Swords castle has been peppered with a succession of Anglo-Norman archbishops from its construction in c.1200, when it was known as the Archbishop’s residence. The castle is located in the medieval town of Swords, that derives its name from the Irish ‘Sord Colmcille’ or St. Colmcille’s well’.

The town was founded in 560AD around a well associated with St. Colmcille. The castle is one of the very few not to have participated in warfare. Its initial construction was never intended for that purpose. Rather, it was to house the first Anglo-Norman Archbishop of Dublin, John Comyn.

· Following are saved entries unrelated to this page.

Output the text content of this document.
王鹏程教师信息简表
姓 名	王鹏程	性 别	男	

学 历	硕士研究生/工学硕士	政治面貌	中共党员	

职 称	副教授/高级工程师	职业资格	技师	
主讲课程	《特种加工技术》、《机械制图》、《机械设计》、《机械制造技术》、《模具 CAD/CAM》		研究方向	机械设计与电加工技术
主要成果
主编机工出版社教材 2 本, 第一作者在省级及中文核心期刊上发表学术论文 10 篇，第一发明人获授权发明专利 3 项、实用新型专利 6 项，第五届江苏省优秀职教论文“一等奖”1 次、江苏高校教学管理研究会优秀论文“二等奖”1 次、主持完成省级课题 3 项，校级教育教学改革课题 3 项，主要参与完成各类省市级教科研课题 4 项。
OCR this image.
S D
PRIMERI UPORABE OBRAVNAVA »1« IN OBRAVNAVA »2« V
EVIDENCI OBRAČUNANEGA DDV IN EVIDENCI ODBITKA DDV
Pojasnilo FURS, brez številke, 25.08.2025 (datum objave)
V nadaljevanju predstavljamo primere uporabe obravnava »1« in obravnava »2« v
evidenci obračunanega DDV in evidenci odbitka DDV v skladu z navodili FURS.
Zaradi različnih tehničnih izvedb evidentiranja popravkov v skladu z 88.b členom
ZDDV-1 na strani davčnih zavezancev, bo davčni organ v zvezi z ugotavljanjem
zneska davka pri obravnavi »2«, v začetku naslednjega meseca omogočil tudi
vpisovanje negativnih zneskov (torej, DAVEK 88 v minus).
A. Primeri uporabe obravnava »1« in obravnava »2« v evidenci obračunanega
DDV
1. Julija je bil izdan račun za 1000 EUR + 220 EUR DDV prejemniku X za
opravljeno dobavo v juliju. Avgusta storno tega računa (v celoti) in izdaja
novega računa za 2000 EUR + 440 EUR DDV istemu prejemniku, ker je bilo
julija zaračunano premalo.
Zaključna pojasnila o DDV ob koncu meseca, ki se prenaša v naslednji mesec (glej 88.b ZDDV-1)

Comyn became archbishop in 1182, following the death, in 1180, of Dublin’s Archbishop Laurence O’Toole, canonised in 1225. King Henry ll sent his favoured servant, Comyn, to Ireland to make the monastic seat a pillar of English rule in this country.

Comyn was also charged with preparing the way for the king’s son, Prince John, to visit Ireland in 1185. However, that was one task Comyn could not quite accomplish.

Despite oaths of fealty to John, from his loyal subjects, John, lacking in the political correctness of the age, managed to offend the Gaelic chieftains. The visit of John, declared Lord of Ireland, was a diplomatic failure.
Comyn’s time in Ireland, was put to good use on behalf of the Crown. Political moves, where he elevated archbishops to prominence in the colonial government of Ireland, saw the clerics ‘take the ear of the king’ which gave them more power than the king’s viceroys.

Comyn, star in the ascendency, held courts in various parts of Ireland and his rank and position is credited by one source as being instrumental in the feudalisation of Ireland. A man of such importance needed an episcopal manor to reflect his status as a landowner and a prelate of high ecclesiastical standing.
It would be the 1400s before the archbishop’s manor became known as Swords Castle. Later excavations gave an insight into what lay behind the walls of the grand manor.

The castle came complete with 300m long pentagonal curtain wall, between 3m and 10m in height, topped off with four towers. The courtyard had chambers for knights and squires and accommodation for the castle constable.